Z-scores are superior to percentiles for infants whose size is outside of the normal range of a growth chart, that is, beyond the 3rd and 97th percentiles. Z-scores refer to the number of standard deviations greater (positive value) or smaller (negative value) than the median. For example, using percentiles, an infant would be described as weighing less than the 3rd percentile, whereas with z-scores, the infant could be described more precisely as having a weight z-score of -2.7 or -3.2. By examining serial z-scores it would be apparent whether the infant was maintaining growth at, or growing faster than or slower than, the intrauterine rate [11]. The study reported that maternal hypertension, male gender, small for gestational age at birth (SGA), RDS, and the length of hospital stay were significantly associated with weight z-score at hospital discharge [12].
In this study, Discharged weight Z-scores in all preterm infants were negatively correlated with starting enteral feeding time, time of full enteral feeding, time of parenteral nutrition up to 100 Kcal/Kg/d, Cumulative doses of amino acids, and cumulative doses of fat milk (all P<0.05). These results suggest that the nutritional status of preterm infants was relevant with discharged weight Z-scores.

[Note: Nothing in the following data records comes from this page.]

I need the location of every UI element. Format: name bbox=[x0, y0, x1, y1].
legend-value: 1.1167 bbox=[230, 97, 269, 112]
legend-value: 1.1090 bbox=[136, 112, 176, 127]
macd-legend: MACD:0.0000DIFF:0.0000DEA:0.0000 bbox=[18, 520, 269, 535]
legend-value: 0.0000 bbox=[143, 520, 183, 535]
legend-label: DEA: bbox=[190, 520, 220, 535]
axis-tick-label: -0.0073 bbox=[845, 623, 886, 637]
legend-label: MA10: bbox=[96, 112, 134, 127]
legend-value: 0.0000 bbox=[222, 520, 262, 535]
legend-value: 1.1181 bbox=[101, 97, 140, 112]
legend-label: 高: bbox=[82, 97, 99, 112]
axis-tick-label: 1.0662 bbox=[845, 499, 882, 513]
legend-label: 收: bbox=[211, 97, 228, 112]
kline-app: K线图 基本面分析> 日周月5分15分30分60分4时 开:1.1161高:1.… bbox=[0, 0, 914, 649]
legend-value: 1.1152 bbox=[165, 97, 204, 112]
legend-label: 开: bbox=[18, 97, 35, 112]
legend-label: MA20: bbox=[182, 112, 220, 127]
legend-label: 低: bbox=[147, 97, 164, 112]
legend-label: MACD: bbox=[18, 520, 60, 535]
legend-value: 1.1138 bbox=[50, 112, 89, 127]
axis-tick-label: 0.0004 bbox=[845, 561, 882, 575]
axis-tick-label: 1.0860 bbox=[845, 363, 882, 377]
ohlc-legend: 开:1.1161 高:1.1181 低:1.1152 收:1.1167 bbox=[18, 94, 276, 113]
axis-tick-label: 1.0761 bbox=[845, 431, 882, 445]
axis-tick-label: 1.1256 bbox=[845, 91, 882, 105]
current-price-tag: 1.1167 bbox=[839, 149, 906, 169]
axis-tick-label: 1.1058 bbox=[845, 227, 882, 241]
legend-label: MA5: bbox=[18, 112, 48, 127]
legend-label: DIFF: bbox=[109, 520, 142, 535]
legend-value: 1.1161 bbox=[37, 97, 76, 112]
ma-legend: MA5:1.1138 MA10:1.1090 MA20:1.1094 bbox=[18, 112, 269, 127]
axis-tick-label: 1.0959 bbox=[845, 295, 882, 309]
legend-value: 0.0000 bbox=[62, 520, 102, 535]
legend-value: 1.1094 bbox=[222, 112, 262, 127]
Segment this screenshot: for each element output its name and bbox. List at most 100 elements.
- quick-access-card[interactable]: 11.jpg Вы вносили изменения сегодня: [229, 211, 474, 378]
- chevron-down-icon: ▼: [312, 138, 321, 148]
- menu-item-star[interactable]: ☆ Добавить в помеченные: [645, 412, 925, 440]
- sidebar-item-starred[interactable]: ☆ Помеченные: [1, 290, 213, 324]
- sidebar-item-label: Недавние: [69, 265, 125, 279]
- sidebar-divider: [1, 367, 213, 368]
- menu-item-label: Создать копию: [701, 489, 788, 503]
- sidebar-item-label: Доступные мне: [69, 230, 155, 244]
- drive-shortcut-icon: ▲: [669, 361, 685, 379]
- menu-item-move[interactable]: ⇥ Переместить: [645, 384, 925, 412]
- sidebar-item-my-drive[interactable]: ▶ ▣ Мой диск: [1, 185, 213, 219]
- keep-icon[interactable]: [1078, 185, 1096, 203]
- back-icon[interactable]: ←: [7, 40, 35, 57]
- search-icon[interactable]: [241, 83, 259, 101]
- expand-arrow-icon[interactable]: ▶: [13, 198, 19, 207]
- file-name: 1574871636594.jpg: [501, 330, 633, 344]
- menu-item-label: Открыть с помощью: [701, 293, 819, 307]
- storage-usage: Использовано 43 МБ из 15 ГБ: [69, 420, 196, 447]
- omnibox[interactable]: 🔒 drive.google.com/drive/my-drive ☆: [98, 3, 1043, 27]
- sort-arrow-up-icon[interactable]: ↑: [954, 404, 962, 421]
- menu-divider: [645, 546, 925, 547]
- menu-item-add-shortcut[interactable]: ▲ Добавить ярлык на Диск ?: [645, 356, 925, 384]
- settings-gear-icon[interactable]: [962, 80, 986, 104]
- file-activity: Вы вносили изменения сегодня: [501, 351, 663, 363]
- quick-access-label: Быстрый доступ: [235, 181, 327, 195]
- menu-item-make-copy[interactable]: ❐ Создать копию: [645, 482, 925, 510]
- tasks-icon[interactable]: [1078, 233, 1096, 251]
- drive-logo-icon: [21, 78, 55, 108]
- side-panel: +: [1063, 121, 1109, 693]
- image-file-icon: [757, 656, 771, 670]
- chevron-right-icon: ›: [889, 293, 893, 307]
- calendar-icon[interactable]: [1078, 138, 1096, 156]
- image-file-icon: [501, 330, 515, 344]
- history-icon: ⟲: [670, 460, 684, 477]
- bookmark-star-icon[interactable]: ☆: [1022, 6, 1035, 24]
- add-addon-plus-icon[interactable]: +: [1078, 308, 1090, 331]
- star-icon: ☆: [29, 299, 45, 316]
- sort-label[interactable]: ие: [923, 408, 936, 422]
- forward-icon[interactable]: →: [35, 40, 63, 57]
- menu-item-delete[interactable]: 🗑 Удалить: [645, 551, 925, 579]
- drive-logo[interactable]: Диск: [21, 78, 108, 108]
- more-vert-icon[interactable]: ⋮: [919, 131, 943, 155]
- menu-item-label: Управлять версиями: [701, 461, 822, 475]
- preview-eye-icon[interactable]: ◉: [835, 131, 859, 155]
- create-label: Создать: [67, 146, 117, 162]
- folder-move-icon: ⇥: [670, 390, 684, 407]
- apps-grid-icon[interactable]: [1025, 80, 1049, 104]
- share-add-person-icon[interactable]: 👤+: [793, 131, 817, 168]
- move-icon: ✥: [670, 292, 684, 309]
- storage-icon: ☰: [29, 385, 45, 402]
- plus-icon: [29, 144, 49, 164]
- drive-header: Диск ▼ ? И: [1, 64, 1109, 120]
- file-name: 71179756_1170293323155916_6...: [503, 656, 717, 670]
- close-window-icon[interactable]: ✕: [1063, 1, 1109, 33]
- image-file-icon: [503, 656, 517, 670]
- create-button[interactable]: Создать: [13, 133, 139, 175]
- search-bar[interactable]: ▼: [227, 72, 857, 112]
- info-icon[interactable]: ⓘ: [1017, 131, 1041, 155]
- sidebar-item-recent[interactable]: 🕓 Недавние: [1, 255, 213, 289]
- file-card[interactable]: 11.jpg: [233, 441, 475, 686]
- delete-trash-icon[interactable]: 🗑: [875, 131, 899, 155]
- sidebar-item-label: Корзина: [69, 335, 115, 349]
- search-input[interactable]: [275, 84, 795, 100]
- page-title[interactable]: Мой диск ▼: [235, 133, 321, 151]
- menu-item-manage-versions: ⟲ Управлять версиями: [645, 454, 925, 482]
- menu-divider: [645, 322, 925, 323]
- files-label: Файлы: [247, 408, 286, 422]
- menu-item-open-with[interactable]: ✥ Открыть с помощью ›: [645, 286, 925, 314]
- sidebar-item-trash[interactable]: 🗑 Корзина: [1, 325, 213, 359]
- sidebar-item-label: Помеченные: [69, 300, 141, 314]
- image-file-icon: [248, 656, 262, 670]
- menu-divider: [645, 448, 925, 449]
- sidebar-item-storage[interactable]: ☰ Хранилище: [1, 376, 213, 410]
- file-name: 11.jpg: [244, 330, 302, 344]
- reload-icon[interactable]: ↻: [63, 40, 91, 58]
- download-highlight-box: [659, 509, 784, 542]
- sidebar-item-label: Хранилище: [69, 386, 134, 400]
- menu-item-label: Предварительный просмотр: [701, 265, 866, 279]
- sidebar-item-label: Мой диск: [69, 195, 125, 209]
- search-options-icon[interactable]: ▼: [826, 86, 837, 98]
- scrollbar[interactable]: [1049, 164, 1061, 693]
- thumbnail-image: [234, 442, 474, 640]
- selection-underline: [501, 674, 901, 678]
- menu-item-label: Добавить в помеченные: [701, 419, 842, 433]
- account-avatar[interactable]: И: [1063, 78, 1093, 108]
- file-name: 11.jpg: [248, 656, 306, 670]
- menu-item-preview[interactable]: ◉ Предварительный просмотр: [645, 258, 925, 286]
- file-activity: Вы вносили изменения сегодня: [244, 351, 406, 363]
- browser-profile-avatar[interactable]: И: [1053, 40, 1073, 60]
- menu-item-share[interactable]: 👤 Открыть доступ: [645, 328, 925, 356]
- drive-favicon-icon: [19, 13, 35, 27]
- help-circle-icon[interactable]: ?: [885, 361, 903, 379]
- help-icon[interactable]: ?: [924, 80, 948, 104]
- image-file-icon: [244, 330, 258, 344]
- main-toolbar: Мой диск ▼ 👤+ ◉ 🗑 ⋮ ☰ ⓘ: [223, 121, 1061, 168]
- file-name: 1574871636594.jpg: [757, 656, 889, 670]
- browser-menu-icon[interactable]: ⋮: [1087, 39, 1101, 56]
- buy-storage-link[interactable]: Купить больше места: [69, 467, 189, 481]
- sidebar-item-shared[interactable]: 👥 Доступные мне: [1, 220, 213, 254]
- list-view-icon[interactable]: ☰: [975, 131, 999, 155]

In this study, the weight Z-scores of all preterm infants were negative. Weight Z-scores curve of EUGR group was under the curve of all preterm infants, and the curve of non-EUGR group was above that. The weight Z-score of preterm infants in EUGR group and all preterm infants decreased gradually with prolonged hospitalization. The weight Z-score of non-EUGR preterm infants have not significantly differences at each timepoint. These results suggest that decline trend of weight Z-scores in all preterm infants was mainly due to EUGR preterm infants, and that indicating growth of EUGR preterm infants presented progressive downward trend.
In the study, there were statistically significant in weight Z-scores predicting EUGR preterm infants and a high sensitivity and specificity at each timepoint. The results suggest that weight Z-scores might early to predict the occurrence of EUGR preterm infants.
Dynamic monitoring weight Z-scores in the preterm infants can show its nutrition and growth trend, and might warn the risk of preterm infant suffering EUGR. However, further studies that enrol larger number of cases are needed to confirm our findings.
The authors declare that they have no conflicts of interest.
This work was funded by grants from Science and Technology Program of Huaian City (Project no: HAS2015004).